Does anybody still like (or even remotely remember) the Gem of the GBA known only as Golden Sun? As you can probably tell, I'm still quite the fan, but I'm wondering if anyone else still enjoys this great game. When I went to Youmacon 2008, there were a lot of people that lit up when I mentioned the game, and I'm curious if the game is as well known among the Pokemon Community as I thought. I still find myself pressing the R button in Pokemon to try to read the minds of tame Pokemon...


----------



## Alxprit (Jan 13, 2009)

I _thought_ that character in your sig looked familiar.

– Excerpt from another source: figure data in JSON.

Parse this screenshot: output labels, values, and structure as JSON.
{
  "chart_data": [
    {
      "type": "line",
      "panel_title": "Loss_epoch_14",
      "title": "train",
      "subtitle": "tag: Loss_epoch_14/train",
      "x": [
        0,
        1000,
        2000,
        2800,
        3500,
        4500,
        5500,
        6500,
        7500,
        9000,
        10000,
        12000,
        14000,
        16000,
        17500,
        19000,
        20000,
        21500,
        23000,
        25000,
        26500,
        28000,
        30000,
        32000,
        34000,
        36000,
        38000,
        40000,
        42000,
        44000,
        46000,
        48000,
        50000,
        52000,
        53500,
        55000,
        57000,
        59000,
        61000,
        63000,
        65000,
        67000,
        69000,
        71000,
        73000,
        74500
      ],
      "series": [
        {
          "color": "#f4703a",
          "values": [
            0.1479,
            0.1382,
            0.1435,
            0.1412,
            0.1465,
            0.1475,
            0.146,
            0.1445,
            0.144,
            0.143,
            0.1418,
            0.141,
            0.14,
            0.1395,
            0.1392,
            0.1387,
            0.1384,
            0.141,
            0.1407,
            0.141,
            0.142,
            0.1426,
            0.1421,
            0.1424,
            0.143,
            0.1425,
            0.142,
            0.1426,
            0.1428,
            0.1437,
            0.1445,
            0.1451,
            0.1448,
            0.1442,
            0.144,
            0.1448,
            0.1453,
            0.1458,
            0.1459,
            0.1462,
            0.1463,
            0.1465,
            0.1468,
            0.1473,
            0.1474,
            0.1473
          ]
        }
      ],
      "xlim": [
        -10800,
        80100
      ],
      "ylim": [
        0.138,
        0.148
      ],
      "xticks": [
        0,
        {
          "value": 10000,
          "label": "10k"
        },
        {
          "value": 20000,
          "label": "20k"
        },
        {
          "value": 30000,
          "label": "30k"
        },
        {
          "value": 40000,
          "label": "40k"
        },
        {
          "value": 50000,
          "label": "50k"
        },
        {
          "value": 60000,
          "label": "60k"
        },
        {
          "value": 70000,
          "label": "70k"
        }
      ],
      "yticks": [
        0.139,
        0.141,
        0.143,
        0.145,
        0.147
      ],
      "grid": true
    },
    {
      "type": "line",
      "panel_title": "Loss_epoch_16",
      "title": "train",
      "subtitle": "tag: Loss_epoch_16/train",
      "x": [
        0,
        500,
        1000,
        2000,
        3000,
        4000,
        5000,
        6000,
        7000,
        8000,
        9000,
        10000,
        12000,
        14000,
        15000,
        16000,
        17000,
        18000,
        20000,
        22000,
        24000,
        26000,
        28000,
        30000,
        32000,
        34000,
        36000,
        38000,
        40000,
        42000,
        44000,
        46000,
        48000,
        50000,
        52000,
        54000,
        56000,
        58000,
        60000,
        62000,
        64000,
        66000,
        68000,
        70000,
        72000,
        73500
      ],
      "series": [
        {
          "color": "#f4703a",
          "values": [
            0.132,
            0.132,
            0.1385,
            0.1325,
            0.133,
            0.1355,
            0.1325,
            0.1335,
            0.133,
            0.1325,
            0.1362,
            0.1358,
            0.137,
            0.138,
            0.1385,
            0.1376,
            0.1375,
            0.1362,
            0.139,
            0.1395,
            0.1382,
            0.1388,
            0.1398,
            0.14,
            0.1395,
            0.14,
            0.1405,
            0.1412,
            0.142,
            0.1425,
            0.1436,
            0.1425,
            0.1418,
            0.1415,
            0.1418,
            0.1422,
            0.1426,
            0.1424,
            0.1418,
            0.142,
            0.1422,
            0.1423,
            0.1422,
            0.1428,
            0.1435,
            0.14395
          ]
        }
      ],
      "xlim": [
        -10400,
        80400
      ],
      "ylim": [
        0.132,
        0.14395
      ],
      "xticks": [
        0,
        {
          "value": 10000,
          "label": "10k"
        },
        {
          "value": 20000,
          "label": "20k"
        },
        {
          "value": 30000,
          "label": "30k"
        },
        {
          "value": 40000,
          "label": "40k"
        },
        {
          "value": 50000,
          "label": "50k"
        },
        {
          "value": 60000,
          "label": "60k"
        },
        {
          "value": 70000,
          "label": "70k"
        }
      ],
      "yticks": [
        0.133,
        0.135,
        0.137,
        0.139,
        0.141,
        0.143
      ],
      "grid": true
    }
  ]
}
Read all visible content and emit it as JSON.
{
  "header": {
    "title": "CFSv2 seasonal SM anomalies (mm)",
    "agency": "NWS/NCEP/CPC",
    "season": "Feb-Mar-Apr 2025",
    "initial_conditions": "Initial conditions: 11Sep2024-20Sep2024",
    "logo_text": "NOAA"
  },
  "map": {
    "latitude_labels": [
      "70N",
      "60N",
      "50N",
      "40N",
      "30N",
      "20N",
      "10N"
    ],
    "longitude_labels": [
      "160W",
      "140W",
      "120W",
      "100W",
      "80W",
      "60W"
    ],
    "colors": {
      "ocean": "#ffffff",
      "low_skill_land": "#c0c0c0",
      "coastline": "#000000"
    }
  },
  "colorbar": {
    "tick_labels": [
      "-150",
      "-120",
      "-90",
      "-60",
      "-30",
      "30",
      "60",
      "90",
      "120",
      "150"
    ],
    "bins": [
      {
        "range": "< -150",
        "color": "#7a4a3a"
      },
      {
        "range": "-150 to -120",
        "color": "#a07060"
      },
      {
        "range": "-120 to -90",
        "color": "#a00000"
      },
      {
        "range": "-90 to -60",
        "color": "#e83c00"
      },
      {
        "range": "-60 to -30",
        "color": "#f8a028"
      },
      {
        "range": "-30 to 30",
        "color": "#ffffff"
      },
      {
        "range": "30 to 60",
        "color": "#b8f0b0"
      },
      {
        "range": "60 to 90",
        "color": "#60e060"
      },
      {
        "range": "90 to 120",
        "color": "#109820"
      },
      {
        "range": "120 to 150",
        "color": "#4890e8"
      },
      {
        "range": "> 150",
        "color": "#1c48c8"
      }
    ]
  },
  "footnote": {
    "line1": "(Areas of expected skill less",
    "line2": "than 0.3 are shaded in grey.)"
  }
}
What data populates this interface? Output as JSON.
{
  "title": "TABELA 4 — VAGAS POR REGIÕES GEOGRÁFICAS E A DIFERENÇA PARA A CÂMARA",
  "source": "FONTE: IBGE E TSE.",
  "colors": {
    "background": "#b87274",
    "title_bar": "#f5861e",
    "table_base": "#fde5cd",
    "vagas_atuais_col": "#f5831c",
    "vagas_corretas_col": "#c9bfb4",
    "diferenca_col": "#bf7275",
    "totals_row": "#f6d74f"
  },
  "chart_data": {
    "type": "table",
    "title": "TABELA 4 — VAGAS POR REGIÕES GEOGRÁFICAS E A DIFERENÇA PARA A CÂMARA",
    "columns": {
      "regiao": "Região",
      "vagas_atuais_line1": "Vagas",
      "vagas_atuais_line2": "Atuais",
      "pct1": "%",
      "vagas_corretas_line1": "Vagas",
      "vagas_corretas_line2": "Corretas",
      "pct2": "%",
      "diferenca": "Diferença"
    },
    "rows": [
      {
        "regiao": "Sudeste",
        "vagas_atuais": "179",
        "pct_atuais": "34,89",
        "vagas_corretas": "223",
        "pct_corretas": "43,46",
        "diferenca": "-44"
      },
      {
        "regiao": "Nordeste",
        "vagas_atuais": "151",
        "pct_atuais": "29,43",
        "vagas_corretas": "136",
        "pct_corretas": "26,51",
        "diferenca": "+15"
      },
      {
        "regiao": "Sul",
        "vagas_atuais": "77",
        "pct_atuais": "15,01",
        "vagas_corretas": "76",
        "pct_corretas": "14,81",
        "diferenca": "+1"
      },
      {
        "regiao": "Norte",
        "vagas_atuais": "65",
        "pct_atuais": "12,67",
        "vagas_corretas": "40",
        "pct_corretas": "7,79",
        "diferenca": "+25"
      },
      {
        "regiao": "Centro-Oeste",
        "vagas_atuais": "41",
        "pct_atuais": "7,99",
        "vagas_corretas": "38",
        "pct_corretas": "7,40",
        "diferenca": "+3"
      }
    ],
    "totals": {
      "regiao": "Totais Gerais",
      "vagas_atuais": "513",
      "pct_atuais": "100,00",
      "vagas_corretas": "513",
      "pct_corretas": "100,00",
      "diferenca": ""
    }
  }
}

I've played Golden Sun once and loved it, so you could consider me a fan.


----------



## Lady Grimdour (Jan 14, 2009)

Yes.

Severely.


----------



## Silversnow (Jan 14, 2009)

I'm not alone in my love of this game?!  :D


----------



## Mhaladie (Jan 14, 2009)

I noticed your Ivan sig, Daigonite, he was my favorite character from the original one. :3

...Unfortunately, I lost it quite a while ago, and I never got around to getting a new copy. But it is a fantastic game!


----------



## Enekuro (Jan 14, 2009)

oooh. Long time ago I saw that. I didn't recognise the guy in your signature but I do know what its all about. My older brother had one before I even had a Gameboy.


----------



## Storm Earth and Fire (Jan 16, 2009)

Dear god, both games are my favorite GBA RPGs ever. Then Riviera came along, but that's another club. I lost my copies of both games a while back, unfortunately. Used copies are surprisingly hard to come by. We desperately need another game in this wonderful series.


----------